For forty-five years, the expatriate Juan Goytisolo has been widely acknowledged as both Spain’s greatest living writer and its most scabrous critic. In some thirty books of fiction, autobiography, essays and journalism, he has turned the Spanish language against what he derides as ‘Sunnyspain’, flaying the ‘Hispanos’ while excavating their culture’s Moorish and Jewish roots.
This, his masterful two-volume autobiography first published in the mid-1980s, broke new ground in Spanish letters with its introspective sexual and emotional honesty. It charts the writer’s unique journey from a Barcelona childhood violently disrupted by the Spanish civil war to student rebellion against the Francoist dictatorship and exile as a ‘self-banished Spaniard’ to Paris in 1956.
In Paris, Goytisolo fell in love with Monique Lange, befriended Jean Genet, and discovered his own homosexuality as he supported the struggles for Algerian independence.
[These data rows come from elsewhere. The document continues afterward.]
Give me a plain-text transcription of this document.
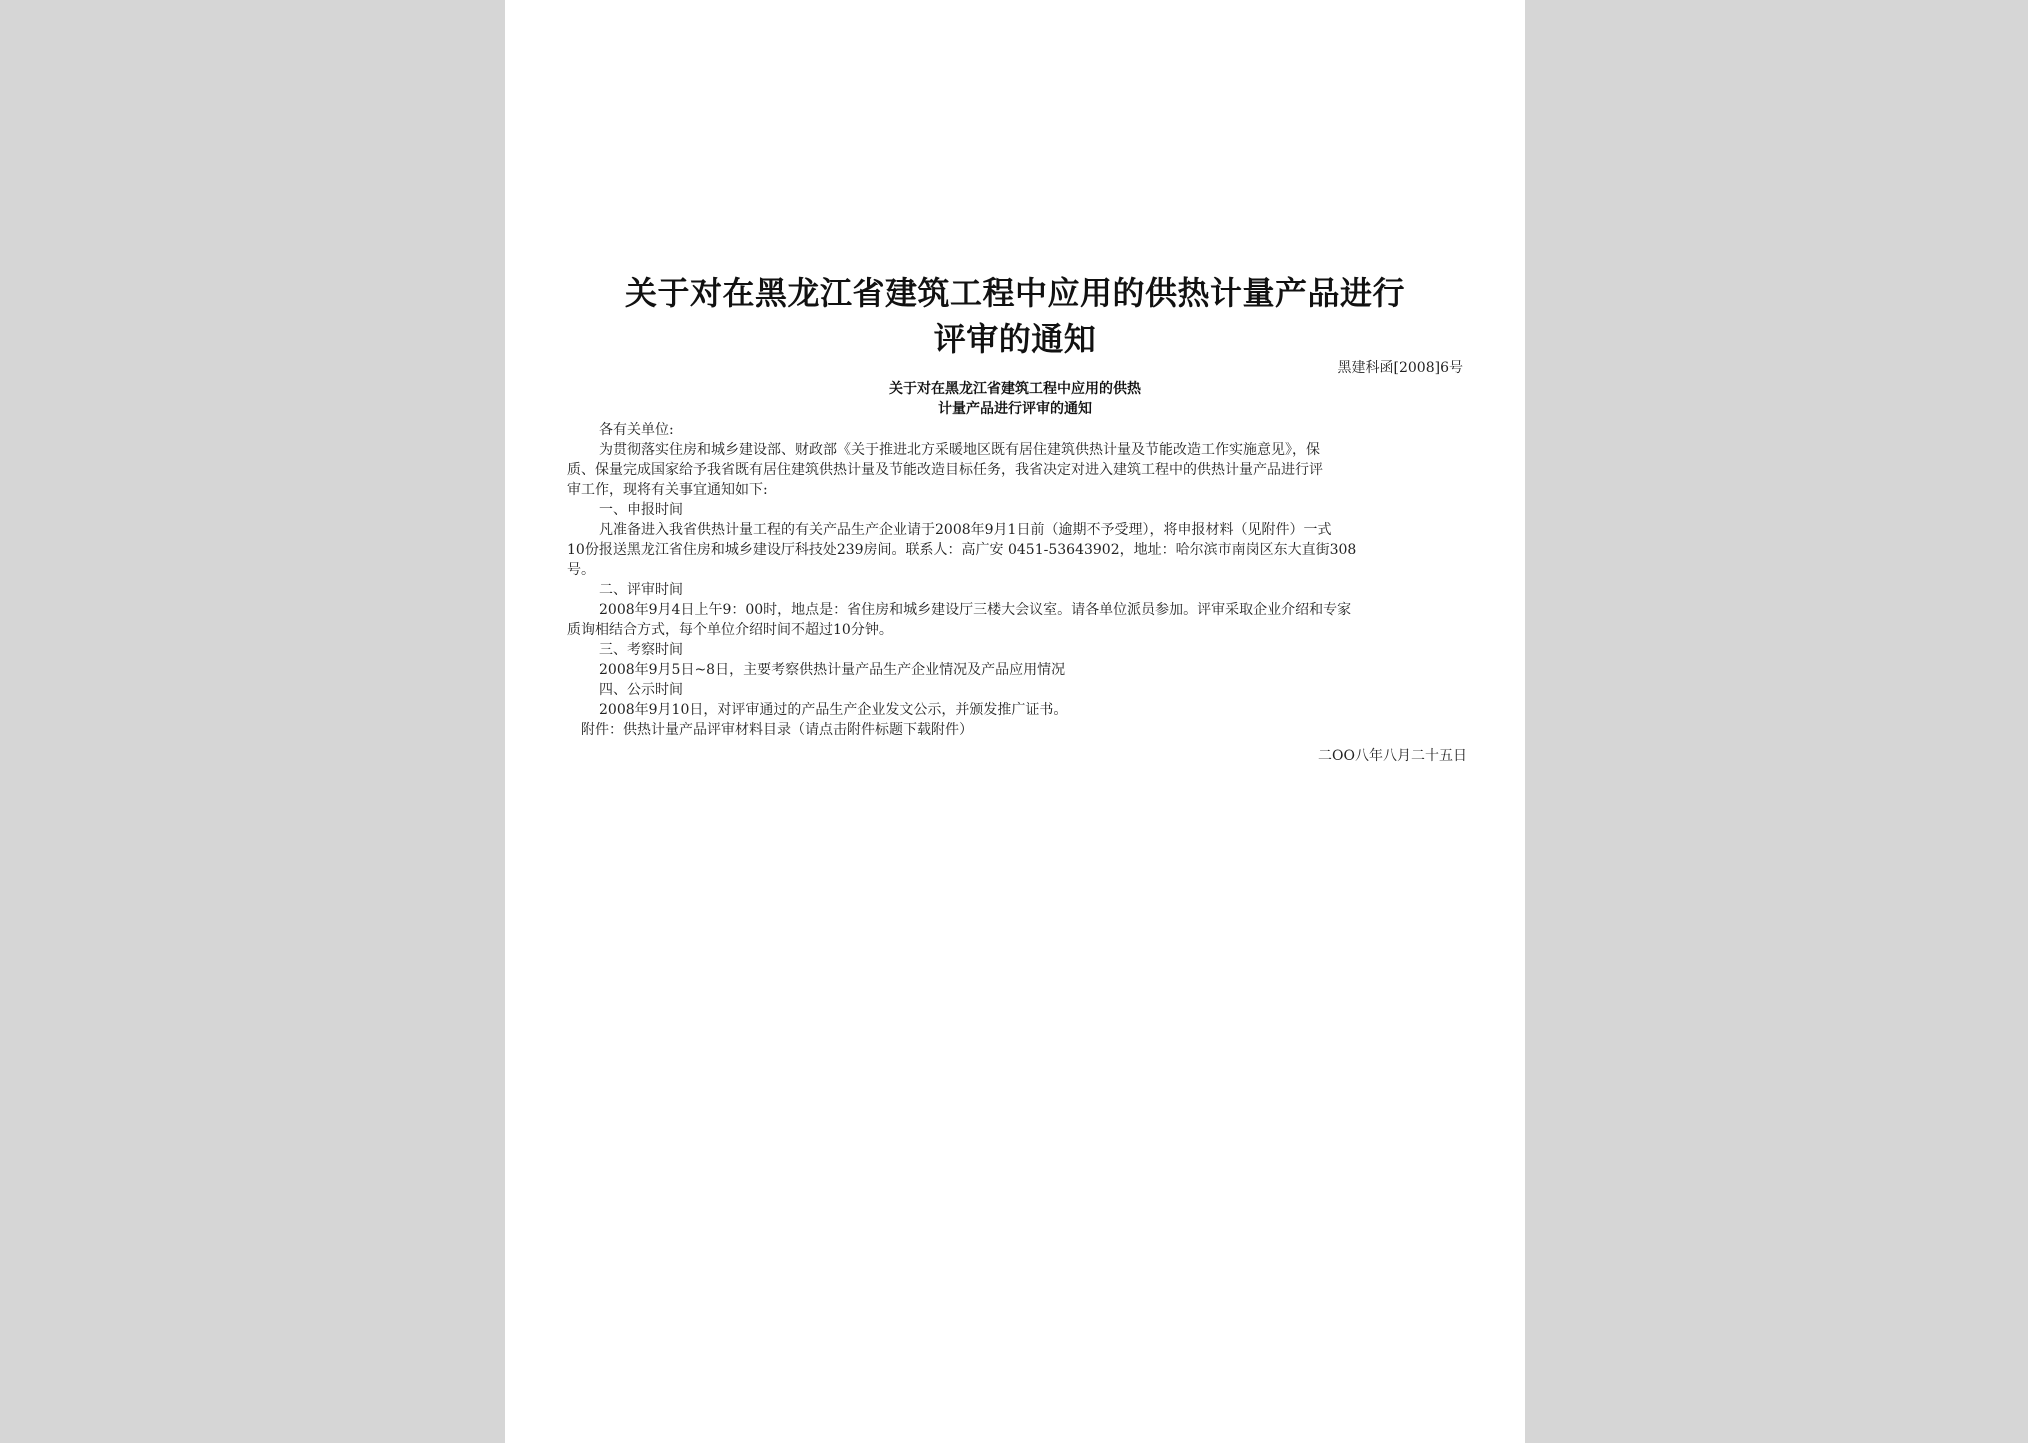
关于对在黑龙江省建筑工程中应用的供热计量产品进行
评审的通知
黑建科函[2008]6号
关于对在黑龙江省建筑工程中应用的供热
计量产品进行评审的通知

各有关单位:

为贯彻落实住房和城乡建设部、财政部《关于推进北方采暖地区既有居住建筑供热计量及节能改造工作实施意见》，保

质、保量完成国家给予我省既有居住建筑供热计量及节能改造目标任务，我省决定对进入建筑工程中的供热计量产品进行评

审工作，现将有关事宜通知如下:

一、申报时间

凡准备进入我省供热计量工程的有关产品生产企业请于2008年9月1日前（逾期不予受理），将申报材料（见附件）一式

10份报送黑龙江省住房和城乡建设厅科技处239房间。联系人：高广安 0451-53643902，地址：哈尔滨市南岗区东大直街308

号。

二、评审时间

2008年9月4日上午9：00时，地点是：省住房和城乡建设厅三楼大会议室。请各单位派员参加。评审采取企业介绍和专家

质询相结合方式，每个单位介绍时间不超过10分钟。

三、考察时间

2008年9月5日~8日，主要考察供热计量产品生产企业情况及产品应用情况

四、公示时间

2008年9月10日，对评审通过的产品生产企业发文公示，并颁发推广证书。

附件：供热计量产品评审材料目录（请点击附件标题下载附件）

二OO八年八月二十五日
His passionate, iconoclastic pen spares no one, least of all himself, in this striking portrayal of politics and sexuality in twentieth-century France and Spain.

Reviews

  • Goytisolo made sacrifices for both his literature and his politics. In a culture that now is evolved and permissive, but was then full of macho uptightness, his autobiography brought a note of total frankness.

    Edmund White
  • Goytisolo writes like no-one else, except maybe Genet.

    Neil Bartlett
  • ... a frank and solitary writer on a crusade for truth. He’s pugnaciously honest about his personal life, which is not easy in Spain ... . He’s an outsider ... his own man.